Compared with Model A, Models B, C, and D progressively restore different components in the graph and spectral branches. Model B improves the results to 0.958 AUC and 0.802 F1 on Test_diff, and 0.832 AUC and 0.723 F1 on Test_rand, indicating that introducing multi-scale graph modeling and multi-scale spectral attention leads to a clear performance gain over the simplest variant. Model C further improves the results to 0.981 AUC, 0.928 F1, and 0.931 Accuracy on Test_diff, and 0.912 AUC, 0.852 F1, and 0.851 Accuracy on Test_rand. These results support the benefit of combining Transformer-based graph interaction with multi-scale graph aggregation for molecular structure modeling.

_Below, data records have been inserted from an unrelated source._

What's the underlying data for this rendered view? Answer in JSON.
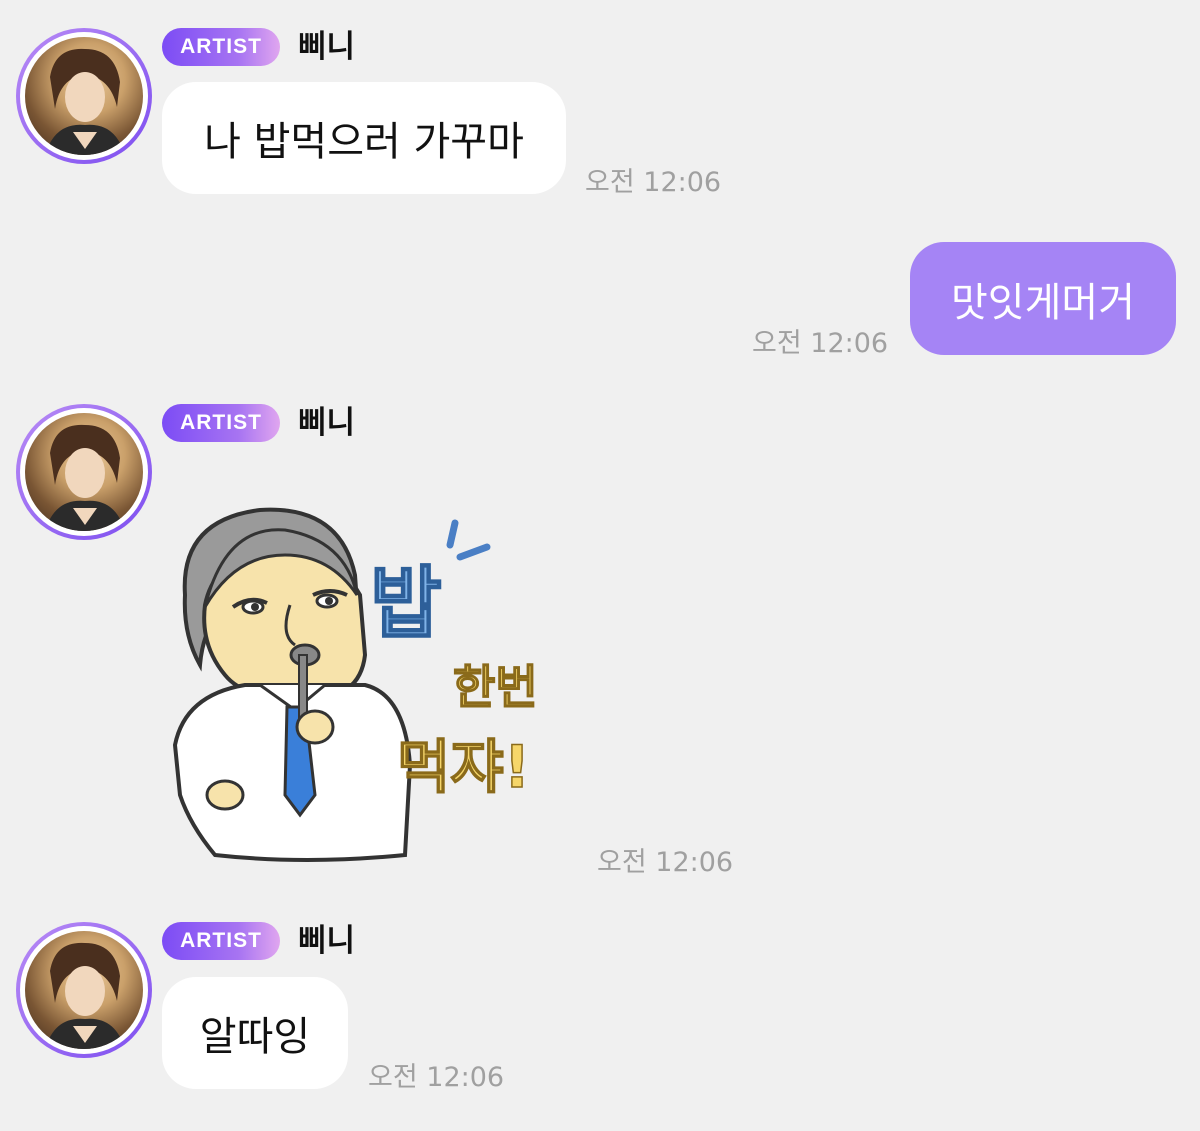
{
  "chat": {
    "messages": [
      {
        "badge": "ARTIST",
        "sender": "삐니",
        "text": "나 밥먹으러 가꾸마",
        "time": "오전 12:06"
      },
      {
        "text": "맛잇게머거",
        "time": "오전 12:06"
      },
      {
        "badge": "ARTIST",
        "sender": "삐니",
        "sticker": {
          "icon": "rice-meal-sticker",
          "line1": "밥",
          "line2": "한번",
          "line3": "먹쟈!"
        },
        "time": "오전 12:06"
      },
      {
        "badge": "ARTIST",
        "sender": "삐니",
        "text": "알따잉",
        "time": "오전 12:06"
      }
    ]
  },
  "colors": {
    "background": "#f0f0f0",
    "my_bubble": "#a584f5",
    "their_bubble": "#ffffff",
    "badge": "#7c4cf5"
  }
}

Model D achieves 0.982 AUC, 0.931 F1, and 0.932 Accuracy on Test_diff, as well as 0.919 AUC, 0.873 F1, and 0.861 Accuracy on Test_rand, showing that even with a simplified graph backbone, reintroducing TransformerConv together with the MultiScaleCBAMBlock yields strong overall performance.

The full model achieves the best overall results, reaching 0.989 AUC, 0.939 F1, and 0.941 Accuracy on Test_diff, as well as 0.922 AUC, 0.871 F1, and 0.863 Accuracy on Test_rand. Although the margin over Models C and D is relatively modest, the full model consistently attains the strongest or near-strongest results across the evaluated settings, suggesting that the complete combination of graph-side and spectral-side designs provides the most effective overall configuration.

To further examine the computational cost of these variants, we additionally compared their parameter size, inference time, and memory usage, as summarized in Table 3. The results show that the frozen ResNet-101 backbone consistently contributes 42.50 M parameters across all variants, while the main complexity differences arise from the trainable graph-side and multimodal components. Specifically, Model A contains 42.91 M parameters in total, Model B contains 43.75 M parameters, Model C contains 44.12 M parameters, and Model D contains 43.30 M parameters, while the full model contains 44.12 M parameters. Their peak GPU memory allocations remain within a narrow range of approximately 336–340 MB, and their inference times are of the same order of magnitude under the evaluated setting. These results suggest that the full model achieves improved matching performance with only a moderate increase in computational cost.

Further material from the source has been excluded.